28/06/2015

Vós

Há um pequeno pormenor, na evolução da língua portuguesa, que não me entra na cabeça, mas também não me sai da cabeça. Não sei se me fiz entender. 
De acordo ou não com as regras do Acordo — e, grande parte delas, é não, e não, não me apetece explicar, porque está muito calor e também porque são muitos nãos —, a mim, pobre semi-analfabeta, parecia-me mais urgente, moderno e lógico acabar com a segunda pessoa do plural na gramática portuguesa, que era uma beleza.
Arrasava-se, de uma vez, com o artigo definido, definhado, e com a conjugação verbal, mais que morta, que nem o latim, com seus latinácios, a priori, ipsis verbis, e mutatis mutandis, está tão defunto quanto o vovós.
Andam os meninos a aprender na escola uma porra que não serve para nada, ocupando cabecinhas, perdendo tempo com essa grande inutilidade que é o vós, ganhando vícios de linguagem, aplicando-o incorrectamente como se fosse ele a segunda pessoa, sim, que é, mas do singular. A teimosia do mantimento do vós, teve como única consequência a criação dessa grande aberração, que é a quarta pessoa do singular. O grande fostes. O belo fizestes. O erudito acontecestes.

Assim, 
fizestes a cama?
Fostes à mercearia?
Sempre tivestes a mania.

(Este tempo verbal é, grande parte das vezes, acompanhado por aquela interjeição espantosamente elevada, que é o poças.)

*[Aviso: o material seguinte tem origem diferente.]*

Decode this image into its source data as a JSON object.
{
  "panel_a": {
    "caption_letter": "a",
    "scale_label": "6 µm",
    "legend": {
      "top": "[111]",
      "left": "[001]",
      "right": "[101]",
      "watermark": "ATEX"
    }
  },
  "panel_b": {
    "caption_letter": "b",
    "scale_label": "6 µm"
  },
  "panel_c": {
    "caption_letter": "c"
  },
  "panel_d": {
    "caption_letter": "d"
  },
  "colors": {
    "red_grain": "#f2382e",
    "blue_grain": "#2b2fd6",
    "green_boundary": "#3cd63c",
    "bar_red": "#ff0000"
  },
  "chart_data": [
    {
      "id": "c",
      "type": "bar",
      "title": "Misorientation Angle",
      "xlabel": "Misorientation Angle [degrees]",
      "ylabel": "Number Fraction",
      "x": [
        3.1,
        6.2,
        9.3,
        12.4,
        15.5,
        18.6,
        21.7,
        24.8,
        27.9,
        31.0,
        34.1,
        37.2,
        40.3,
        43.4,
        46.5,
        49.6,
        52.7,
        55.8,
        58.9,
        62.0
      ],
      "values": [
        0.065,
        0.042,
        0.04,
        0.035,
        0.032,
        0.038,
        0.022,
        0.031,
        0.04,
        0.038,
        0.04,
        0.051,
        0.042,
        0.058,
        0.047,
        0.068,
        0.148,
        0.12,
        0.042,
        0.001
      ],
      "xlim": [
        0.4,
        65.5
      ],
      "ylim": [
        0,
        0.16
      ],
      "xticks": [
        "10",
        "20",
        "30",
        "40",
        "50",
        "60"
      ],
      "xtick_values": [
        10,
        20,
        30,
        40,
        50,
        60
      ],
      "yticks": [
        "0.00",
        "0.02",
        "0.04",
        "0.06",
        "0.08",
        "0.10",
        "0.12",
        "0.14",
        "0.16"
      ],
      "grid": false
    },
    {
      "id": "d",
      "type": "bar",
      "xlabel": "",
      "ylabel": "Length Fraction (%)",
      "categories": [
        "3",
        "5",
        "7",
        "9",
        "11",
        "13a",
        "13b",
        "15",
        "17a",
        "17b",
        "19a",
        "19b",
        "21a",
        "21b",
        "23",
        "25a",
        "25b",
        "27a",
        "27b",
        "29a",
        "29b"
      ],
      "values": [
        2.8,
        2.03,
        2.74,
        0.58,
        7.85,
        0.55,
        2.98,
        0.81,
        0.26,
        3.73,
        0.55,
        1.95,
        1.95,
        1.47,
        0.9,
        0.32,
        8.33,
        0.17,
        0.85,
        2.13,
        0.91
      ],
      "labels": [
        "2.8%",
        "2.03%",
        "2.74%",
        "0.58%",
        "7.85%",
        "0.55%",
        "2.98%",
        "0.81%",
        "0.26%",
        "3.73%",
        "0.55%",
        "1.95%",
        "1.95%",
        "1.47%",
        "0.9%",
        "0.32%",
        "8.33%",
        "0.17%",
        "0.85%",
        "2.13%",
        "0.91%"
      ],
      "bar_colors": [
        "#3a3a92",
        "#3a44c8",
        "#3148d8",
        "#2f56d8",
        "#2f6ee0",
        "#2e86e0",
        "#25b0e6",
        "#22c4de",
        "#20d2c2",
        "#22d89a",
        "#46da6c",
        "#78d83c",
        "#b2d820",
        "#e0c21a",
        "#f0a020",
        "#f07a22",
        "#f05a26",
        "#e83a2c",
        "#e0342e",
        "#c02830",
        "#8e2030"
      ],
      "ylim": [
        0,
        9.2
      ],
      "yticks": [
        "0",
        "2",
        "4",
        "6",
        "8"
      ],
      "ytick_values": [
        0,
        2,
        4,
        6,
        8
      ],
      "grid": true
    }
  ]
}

Abulam o vós. O vós é inútil e é prejudicial. Não é usado na linguagem comum, não é usado na linguagem formal. Ninguém usa o vós e sua conjugação esdrúxula.
Ou melhor, usa. Usam, figuras de ficção. Figuras de humor (Estais-me a pôr fora da nossa claque? Sabeis o que sois ambos? Dois patifes!). 

Era substituírem o vós pelo vocês, que, esse sim, é usado e abusado, tanto na fala como na escrita. E sim, a conjugação verbal ia repetir a da terceira pessoa do plural. Pois ia, e então? Não é o que acontece já, na prática? Então, não ia — já repete. Vocês vão; Eles vão. Vocês irão; Eles irão. Isso também acontece noutras línguas, como a inglesa e a alemã, e não é por isso que ingleses e alemães falam incorrectamente, ou têm uma gramática desfasada da realidade.
Como nós temos. Como vós tendes. Como vocês têm. Como eles têm. 
A sério: vós? Do tempo dos avós, isso sim.
Vós...
Agora, é até que a voz me doa.

2 comentários:

  1. Anónimo29/6/15

    Quando ouço dizer Tu fostes ou fizestes, juro que fico mal disposta, enerva-me profundamente esse "S" no fosteS.
    Em relação ao Vós ides ou Vós sois (por exemplo), é só passar por certas zonas do pais e perceber que sim é usado, ou seja, esta correcto e acho muito bem que se use sem qualquer motivo de gozo. Ridicularizar um termo que está correcto é simplesmente patético.
    É certo que o Vocês vai a todo o lado mas o Vós, repito está correcto.